JOINT BASE ANDREWS, Md. --
How often do you say something you wished could be taken back the moment it left your mouth? Those situations happen all of the time, and to nearly everyone. Sir Winston Churchill, one of Britain’s most influential leaders and speakers, once stated, “We are masters of the unsaid words, but slaves of those we let slip out.” It is so easy to let something seemingly trivial enter normal conversation without giving it a second thought. However, the words we use can often be received negatively, even when our intentions were far from harm.
Words matter, especially the words of a leader…at any level. In my opinion, this lesson should be taught as early and as often as possible so we grow leaders who understand the power of their words. In our Air Force, words inspire Airmen to do great things, words initiate the execution of historically significant missions, and words also bring comfort to those in need. During these moments, and countless others, we should be careful to choose the best words in order to achieve the best results. We own the words we choose to say. We should select them wisely, knowing they will be attributed to us, and possibly used by others. Here’s a great example:
Leaders constantly communicate how much they value Airmen and their stories. They use these stories to highlight the commitment, courage and compassion driving our Airmen toward success. Why then, do so many leaders refer to Airmen as “bodies”? I hear it all of the time; in the past I’ve even used the term. It happens on every base, in many offices and conference rooms. “I need 23 bodies to accomplish this task.” “Send them a body so we can get this off our plate.” “Just tell me how many bodies you need.” Most likely, these and countless other similar statements were made without malice, but still bear the unintended consequence of sending a silent message to those who happen to be in the room. Unfortunately, we typically learn the impact of that message long afterward.
If we want our Airmen to truly believe they are valued, we should stop referring to them as lifeless, empty shells. If you think they don’t care, I encourage you to ask; many of them will have a completely different view. I understand that it’s just a figure of speech. Couple that with other words they hear, such as, “You’re going to Base X? They don’t really care about you there.” Then lump on a poor sponsor and an overtasked supervisor, pretty soon our Airmen don’t feel the importance of serving in the Profession of Arms. Instead, they can feel more like a zombie workforce. Leaders can communicate their appreciation for Airmen all day long, but they should realize their remarks can be quickly countered with one ill-conceived word or phrase.

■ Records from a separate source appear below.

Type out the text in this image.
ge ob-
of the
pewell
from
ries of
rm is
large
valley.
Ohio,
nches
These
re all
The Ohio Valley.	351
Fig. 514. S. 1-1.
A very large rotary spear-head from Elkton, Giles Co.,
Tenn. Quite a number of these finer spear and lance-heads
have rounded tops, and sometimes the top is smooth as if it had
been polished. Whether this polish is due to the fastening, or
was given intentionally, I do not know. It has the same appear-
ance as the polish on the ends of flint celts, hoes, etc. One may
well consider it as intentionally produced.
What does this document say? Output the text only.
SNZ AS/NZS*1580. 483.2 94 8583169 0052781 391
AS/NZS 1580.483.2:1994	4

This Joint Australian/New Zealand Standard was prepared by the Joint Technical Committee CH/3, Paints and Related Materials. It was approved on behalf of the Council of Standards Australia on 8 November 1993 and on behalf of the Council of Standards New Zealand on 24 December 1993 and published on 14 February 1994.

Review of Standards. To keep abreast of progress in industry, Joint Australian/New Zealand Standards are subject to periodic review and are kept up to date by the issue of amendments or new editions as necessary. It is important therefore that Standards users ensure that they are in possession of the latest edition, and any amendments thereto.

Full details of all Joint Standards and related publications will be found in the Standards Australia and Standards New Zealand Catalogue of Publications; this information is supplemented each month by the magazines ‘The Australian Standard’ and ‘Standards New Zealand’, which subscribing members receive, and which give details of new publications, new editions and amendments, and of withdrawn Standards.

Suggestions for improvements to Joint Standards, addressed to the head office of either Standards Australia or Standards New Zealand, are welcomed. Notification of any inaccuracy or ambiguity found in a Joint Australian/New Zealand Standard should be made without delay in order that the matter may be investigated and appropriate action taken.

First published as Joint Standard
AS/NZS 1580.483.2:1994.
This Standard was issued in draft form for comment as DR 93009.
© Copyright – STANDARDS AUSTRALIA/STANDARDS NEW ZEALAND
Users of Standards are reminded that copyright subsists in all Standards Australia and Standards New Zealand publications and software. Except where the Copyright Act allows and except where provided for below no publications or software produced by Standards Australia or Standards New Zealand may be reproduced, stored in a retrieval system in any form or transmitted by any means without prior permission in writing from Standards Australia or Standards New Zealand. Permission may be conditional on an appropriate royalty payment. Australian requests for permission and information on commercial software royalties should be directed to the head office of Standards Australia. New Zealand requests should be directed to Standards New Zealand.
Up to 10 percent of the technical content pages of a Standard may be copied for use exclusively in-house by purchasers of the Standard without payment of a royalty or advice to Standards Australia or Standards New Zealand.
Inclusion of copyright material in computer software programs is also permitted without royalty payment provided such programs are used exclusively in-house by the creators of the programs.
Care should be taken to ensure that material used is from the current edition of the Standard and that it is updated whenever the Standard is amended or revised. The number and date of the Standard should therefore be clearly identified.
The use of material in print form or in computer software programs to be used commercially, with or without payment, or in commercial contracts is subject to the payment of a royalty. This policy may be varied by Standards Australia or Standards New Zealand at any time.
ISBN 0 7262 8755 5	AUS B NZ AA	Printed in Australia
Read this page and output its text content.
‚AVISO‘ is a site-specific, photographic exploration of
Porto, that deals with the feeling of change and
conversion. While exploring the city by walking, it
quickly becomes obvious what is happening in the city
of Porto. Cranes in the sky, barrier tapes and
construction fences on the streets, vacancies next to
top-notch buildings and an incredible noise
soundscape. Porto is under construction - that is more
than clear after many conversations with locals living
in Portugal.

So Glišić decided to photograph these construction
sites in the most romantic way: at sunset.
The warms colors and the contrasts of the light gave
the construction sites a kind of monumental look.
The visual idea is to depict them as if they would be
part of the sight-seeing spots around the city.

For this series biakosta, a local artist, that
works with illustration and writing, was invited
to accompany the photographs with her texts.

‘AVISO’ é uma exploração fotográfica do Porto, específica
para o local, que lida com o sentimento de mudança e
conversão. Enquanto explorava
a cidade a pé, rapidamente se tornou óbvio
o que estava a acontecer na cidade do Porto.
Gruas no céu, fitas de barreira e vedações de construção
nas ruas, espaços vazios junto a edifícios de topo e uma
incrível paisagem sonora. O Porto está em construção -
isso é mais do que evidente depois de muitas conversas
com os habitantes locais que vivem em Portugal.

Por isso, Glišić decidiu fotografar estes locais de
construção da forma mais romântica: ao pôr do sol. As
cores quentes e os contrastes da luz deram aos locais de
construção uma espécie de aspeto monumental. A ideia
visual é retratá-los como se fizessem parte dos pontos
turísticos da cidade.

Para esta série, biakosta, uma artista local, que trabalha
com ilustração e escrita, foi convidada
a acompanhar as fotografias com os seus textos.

True leaders inspire others to accomplish meaningful things. They strive to do this through their actions. Though more often than not, leaders are forced to do their very best to inspire with their words; many times without ever seeing the team they are trying to motivate. It is important then, when communicating, to ensure each word is given the proper amount of thought. These words, and the emphasis you place on them, could be the only way an Airman connects themselves to you, your intent and your vision for success. It is true that actions speak louder than words. I believe it is also true that a leader’s choice of words can inspire others to greatness, or could deflate that same team into oblivion.
All of our Airmen deserve leaders who value their skills and professionalism. They also deserve to be treated with dignity. This means we need to be cognizant of the things we say, how we say them, and to whom we are speaking. When we communicate, we should strive to choose the correct words and make those words matter. You may never know the impact of what you say, but I assure you there is someone paying attention. Mr. James C. Humes, an author and former presidential speechwriter, once made a simple, yet very astute observation: “Every time you have to speak, you are auditioning for leadership.” Those are great words for leaders to remember when choosing how to address their Airmen.